In linker design, a balance is sought between sufficient stability for proper target delivery and adequate instability to enable payload release within the tumor microenvironment or tumor cells. Overly stable linkers can cause prolonged circulation, resulting in non-specific binding to non-tumor sites and subsequent adverse reactions unrelated to the payload. Conversely, excessively labile linkers can trigger premature payload release, leading to payload-related adverse effects. Additionally, whether the drug-antibody ratio is optimal and whether the linker conjugation is random or site-specific also impacts the spectrum and incidence of adverse reactions.
When selecting monoclonal antibodies, binding to antigens outside of tumor cells can lead to accumulation of the drug in non-tumor tissues, triggering unique off-target reactions. Furthermore, ADCs can interact with FcγRs through their Fc regions, potentially leading to toxicity in non-malignant cells. Hence, optimizing antibody selection, favoring those that bind highly to tumor cells and minimally to normal tissues, and avoiding unnecessary ADCC effects are common strategies in ADC design.
Apart from the ADC drugs themselves, patient-specific factors such as organ function and comorbidities can influence the spectrum and incidence of adverse reactions when applying ADC therapies. For instance, kidney impairment and lowered oxygen saturation are associated with lung toxicity related to T-DXd. Liver damage can enhance the cytotoxic effect of Enfortumab Vedotin. UGT1A1 gene polymorphisms can increase the incidence of neutropenia in SG. Even patient weight, albumin concentration, and race can impact how adverse reactions manifest with ADCs, necessitating clinical vigilance.
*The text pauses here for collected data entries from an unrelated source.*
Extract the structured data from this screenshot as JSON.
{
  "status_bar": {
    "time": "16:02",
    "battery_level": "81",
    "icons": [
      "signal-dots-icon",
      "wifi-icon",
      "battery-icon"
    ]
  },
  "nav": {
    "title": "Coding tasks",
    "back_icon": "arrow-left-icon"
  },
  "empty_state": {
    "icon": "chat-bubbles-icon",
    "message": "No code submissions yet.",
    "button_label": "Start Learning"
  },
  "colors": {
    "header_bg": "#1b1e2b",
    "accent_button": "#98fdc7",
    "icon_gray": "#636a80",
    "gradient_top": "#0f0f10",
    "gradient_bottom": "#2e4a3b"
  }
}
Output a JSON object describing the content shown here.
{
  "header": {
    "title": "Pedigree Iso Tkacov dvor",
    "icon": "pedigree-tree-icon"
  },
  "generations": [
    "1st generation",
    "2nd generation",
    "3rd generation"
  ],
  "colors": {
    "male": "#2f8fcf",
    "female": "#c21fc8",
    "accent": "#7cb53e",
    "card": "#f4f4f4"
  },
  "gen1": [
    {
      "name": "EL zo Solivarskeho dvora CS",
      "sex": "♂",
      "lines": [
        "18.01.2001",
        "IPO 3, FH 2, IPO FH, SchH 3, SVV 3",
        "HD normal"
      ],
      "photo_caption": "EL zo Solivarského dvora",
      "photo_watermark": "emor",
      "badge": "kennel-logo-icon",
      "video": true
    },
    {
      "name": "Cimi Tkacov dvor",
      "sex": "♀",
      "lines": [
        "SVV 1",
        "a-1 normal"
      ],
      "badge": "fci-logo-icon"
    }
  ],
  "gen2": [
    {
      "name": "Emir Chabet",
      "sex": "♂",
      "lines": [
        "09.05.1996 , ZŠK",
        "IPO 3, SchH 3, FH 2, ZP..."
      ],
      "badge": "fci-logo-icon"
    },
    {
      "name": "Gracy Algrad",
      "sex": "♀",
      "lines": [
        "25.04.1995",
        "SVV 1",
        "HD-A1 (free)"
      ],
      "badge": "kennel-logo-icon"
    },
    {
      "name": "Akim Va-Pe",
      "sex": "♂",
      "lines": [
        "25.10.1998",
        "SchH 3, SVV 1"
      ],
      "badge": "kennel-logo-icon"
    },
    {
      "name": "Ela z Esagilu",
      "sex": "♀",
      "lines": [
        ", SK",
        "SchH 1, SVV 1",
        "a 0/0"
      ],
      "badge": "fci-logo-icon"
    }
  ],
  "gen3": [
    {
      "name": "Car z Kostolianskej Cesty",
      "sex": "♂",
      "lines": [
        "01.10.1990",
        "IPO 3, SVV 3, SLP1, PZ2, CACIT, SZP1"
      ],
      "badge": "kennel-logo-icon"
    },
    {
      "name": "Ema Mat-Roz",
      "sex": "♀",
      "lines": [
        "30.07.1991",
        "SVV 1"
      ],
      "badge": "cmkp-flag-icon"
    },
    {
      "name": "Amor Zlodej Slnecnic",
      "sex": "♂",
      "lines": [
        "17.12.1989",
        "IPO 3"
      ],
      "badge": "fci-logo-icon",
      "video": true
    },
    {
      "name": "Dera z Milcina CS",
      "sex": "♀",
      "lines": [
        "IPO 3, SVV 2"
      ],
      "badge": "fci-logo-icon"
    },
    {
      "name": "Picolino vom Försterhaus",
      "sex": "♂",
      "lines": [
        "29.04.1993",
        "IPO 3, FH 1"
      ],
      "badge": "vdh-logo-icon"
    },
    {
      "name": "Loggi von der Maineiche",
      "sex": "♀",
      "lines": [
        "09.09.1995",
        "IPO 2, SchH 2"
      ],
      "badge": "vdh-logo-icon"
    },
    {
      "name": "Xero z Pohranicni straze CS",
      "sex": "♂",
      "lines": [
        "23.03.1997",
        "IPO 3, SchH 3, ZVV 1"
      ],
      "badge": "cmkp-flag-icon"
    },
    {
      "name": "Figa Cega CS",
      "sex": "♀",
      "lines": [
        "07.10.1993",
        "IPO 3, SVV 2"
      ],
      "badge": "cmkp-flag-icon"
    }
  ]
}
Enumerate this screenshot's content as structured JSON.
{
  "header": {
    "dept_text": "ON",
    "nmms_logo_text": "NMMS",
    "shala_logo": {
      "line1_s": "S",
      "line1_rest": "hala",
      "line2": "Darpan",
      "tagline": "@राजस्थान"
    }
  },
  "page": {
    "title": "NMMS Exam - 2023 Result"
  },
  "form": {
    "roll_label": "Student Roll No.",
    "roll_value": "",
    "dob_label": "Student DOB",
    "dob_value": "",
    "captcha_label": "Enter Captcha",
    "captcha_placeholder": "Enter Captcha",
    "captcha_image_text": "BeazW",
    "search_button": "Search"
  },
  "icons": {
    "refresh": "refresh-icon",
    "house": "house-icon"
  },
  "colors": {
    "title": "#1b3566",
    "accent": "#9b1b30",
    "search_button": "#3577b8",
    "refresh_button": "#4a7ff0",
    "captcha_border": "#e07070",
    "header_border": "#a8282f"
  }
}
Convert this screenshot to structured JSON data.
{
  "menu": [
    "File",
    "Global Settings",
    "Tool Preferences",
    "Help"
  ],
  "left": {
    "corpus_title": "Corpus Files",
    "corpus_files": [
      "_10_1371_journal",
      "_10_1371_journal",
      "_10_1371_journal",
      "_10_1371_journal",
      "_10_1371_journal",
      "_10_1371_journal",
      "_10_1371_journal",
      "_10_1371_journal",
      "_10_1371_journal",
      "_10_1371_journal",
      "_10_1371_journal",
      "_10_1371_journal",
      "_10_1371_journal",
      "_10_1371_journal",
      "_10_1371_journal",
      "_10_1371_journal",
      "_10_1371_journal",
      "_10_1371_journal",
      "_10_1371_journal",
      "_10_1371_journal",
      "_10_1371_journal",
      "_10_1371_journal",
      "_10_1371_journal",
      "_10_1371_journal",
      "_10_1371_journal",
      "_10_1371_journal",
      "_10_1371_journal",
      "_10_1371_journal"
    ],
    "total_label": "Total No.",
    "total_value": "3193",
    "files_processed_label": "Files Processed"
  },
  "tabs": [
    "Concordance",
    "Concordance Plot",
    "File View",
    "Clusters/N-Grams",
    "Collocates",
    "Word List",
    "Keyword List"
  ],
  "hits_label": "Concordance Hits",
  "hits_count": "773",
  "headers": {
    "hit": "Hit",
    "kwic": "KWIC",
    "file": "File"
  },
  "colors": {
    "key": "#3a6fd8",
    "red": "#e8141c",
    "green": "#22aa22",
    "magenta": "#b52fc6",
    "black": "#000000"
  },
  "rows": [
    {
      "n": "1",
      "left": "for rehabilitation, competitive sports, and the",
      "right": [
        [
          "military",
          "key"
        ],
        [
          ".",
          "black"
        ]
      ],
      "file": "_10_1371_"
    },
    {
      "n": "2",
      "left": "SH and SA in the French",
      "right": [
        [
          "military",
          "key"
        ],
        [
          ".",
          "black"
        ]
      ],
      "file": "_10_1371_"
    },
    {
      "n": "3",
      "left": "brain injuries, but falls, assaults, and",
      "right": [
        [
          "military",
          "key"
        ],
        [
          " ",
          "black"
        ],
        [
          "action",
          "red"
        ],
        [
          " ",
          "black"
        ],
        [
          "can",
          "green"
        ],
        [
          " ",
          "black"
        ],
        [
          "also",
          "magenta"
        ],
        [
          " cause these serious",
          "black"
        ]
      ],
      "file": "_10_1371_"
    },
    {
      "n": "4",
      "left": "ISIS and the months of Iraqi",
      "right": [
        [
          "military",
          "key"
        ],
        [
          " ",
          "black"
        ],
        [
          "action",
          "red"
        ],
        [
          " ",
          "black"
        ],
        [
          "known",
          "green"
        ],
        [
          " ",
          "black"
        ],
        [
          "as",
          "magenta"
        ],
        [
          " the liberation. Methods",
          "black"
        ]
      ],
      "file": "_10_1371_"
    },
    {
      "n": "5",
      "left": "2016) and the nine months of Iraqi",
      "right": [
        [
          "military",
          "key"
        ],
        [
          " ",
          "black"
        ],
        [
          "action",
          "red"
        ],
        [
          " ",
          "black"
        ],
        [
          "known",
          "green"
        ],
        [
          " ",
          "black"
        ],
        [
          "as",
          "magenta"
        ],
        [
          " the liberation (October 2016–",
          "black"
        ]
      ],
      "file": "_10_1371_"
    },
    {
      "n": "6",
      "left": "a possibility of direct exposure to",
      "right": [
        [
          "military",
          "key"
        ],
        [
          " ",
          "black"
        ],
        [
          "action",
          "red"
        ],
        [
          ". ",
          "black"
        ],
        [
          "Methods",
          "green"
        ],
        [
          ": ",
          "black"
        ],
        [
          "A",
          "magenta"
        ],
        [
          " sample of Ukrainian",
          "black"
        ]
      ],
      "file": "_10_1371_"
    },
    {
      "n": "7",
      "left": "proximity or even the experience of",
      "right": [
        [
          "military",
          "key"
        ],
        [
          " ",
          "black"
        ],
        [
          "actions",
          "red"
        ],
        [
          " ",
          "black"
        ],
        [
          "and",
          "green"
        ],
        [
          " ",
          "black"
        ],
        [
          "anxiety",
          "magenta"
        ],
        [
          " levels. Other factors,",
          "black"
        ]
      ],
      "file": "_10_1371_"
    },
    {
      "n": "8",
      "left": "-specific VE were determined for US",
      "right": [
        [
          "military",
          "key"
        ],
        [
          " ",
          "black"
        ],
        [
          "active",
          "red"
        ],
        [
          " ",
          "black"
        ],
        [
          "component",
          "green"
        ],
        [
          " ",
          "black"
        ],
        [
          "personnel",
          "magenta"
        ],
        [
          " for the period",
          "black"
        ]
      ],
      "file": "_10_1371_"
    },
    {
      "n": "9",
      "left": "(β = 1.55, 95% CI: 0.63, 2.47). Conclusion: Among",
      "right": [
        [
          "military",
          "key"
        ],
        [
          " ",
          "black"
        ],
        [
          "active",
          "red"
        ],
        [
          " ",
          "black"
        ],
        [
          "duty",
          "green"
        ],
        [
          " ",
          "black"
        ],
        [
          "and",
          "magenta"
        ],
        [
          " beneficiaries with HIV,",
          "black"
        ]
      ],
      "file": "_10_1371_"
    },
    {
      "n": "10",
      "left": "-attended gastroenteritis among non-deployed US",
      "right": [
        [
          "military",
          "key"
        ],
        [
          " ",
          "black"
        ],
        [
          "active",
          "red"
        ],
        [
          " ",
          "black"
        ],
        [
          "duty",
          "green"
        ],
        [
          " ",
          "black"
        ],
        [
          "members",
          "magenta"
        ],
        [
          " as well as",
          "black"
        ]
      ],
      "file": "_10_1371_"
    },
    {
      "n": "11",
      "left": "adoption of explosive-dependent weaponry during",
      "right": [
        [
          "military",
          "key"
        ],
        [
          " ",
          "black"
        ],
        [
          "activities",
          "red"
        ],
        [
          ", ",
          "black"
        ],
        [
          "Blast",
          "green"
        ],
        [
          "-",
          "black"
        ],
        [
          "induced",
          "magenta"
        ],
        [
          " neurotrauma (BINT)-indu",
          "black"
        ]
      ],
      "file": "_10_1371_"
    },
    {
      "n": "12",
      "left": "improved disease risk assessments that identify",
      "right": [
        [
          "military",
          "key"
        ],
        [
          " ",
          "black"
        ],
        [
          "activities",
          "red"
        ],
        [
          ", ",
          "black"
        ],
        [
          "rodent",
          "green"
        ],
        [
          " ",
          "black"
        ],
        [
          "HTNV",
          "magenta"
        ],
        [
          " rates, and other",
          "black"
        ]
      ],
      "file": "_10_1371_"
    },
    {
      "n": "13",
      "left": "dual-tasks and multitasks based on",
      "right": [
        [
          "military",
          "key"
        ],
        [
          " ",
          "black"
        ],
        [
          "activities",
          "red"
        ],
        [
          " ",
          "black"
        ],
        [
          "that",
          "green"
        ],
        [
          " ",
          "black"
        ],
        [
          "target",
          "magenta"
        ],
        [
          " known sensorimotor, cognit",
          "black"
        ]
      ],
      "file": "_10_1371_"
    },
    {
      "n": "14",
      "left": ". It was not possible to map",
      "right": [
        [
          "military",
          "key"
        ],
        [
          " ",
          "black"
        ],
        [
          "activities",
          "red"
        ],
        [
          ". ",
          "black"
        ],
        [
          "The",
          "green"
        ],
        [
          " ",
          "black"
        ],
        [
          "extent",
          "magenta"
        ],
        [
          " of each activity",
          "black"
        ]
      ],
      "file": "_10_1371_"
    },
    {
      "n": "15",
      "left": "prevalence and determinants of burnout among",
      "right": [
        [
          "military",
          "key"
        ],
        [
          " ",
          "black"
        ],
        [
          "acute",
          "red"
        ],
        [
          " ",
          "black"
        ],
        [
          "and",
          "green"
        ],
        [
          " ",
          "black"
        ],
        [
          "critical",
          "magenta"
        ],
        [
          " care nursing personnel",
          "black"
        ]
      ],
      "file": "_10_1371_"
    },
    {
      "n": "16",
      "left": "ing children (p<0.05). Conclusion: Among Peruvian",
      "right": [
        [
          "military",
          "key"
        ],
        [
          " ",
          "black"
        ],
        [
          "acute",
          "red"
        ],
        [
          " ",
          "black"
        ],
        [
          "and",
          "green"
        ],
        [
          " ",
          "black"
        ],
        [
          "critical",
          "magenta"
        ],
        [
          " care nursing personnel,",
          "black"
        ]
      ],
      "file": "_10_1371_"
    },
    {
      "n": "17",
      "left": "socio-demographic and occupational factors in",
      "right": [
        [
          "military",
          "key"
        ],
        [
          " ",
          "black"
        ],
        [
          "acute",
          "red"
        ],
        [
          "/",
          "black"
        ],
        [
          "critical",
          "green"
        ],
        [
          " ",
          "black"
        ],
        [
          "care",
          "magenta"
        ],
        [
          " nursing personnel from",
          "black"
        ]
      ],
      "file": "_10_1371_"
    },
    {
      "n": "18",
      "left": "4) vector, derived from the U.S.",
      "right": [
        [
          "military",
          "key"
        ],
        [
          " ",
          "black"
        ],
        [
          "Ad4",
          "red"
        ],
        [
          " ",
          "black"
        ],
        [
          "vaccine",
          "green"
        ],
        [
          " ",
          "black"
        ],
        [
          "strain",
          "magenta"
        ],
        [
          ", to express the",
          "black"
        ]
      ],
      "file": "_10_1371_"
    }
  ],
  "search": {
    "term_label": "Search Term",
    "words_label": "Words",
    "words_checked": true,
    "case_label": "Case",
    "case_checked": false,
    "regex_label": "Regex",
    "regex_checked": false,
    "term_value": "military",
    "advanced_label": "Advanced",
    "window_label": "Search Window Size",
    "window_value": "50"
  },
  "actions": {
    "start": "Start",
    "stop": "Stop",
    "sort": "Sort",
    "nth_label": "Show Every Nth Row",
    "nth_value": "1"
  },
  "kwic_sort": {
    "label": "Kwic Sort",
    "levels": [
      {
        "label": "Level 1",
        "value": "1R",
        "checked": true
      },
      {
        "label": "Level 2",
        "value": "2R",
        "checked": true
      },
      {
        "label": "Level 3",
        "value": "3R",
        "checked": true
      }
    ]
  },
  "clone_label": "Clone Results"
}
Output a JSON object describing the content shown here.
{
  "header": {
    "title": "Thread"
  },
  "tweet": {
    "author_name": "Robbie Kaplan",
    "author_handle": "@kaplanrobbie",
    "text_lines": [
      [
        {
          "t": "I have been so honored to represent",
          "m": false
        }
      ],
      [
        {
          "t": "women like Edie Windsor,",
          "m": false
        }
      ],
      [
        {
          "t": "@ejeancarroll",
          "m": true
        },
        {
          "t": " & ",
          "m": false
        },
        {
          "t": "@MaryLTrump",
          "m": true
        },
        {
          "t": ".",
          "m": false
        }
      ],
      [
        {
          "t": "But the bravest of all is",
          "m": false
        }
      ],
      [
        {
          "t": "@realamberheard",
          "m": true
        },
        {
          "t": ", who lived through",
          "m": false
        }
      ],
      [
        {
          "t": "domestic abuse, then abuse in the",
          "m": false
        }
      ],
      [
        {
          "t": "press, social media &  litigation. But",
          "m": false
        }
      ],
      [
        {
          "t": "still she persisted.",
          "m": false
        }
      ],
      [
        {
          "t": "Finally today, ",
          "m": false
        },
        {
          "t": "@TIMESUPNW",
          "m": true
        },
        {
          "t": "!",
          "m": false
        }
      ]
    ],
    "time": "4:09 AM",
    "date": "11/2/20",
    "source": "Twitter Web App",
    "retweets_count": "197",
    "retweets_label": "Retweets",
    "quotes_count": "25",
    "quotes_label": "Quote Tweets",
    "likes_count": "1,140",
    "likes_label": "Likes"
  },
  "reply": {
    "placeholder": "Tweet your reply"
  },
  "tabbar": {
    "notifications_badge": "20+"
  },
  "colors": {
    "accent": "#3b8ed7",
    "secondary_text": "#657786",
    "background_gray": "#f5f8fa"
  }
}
One of the primary aims of ADC design is to enhance the efficacy of traditional chemotherapy, often achieved through cytotoxic payloads. Standardized analysis of payloads has revealed that the maximum tolerated dose and minimum effective dose of ADC drugs are similar to those of their unconjugated cytotoxic payloads, as are their adverse reaction profiles. Over 90% of adverse events in clinical ADC use are associated with the cytotoxic payload. Due to their large molecular weight, ADCs are typically administered intravenously. After entering the circulation, ADC drugs exist as complete ADC molecules, unconjugated cytotoxic agents, and dissociated antibodies. During the process of transitioning from the circulation to the tumor microenvironment, approximately 0.1% of the drug can successfully reach the solid tumor. Most ADC drugs are cleared through targeted clearance or FcγR-mediated macrophage phagocytosis, and the dissociated “cytotoxic-linker” complex binds to serum albumin, further extending the activity and toxic characteristics of certain ADCs.